Q. How did you get appointed to President Bush’s Council on Bioethics?
A. I received a call in the autumn of 2001 from Leon Kass, the chairman. He asked if I’d serve. I think he’d already called a lot of people who’d turned him down.
This was not too many days after 9/11. In that moment, I wanted to help the country, but didn’t know how. I thought, ‘I certainly know cell biology, and that’s what I can be useful for.’ So I accepted. But I had to be vetted by the White House office of personnel first. One question I was asked was, ‘Who did you vote for?’

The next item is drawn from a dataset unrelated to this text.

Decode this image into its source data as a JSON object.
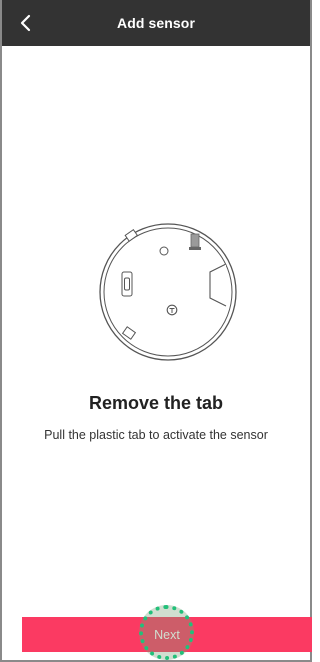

Q. Once on it, did you feel the council had a preset political agenda?
A. Oh, yes. Especially about stem cells. Basically it was, ‘You don’t need any of those pesky embryonic stem cells because everything is wonderful with adult stem cells.’ When one would ask, ‘What’s the evidence?’ you’d hear, ‘Somebody wrote a review article about adult stem cells.’ And I’d say, ‘That is not the same as primary data. Anyone with a word processor can write a review article.’
There was a lot of that, and I was always saying, ‘Let’s look at the science.’ My persistence didn’t endear me to Leon Kass, I felt. One day, I was asked to call the White House personnel office where an official said, ‘Thank you. Thank you for serving.’ I asked him, ‘Why are you thanking me?’ ‘You will no longer be on the council.’ I was one of two members who hadn’t been reappointed for a second two-year term.
Q. Did the experience anger you?
A. It disappointed. Particularly this closed view on embryonic cells. To make a division between them and adult stem cells is foolish because they are all on a continuum. To understand how any of these work means researchers have to look at and compare them to each other. Why blind yourself to this fact?
Q. What’s your take on the news recently reported on these pages that researchers have been able to insert genes into skin cells of mice and give them the qualities of embryonic stem cells?
A. It’s an advance. But it will be a while before we know if it will work for human cells. Mouse cells have a history of not always being a good model for human cells.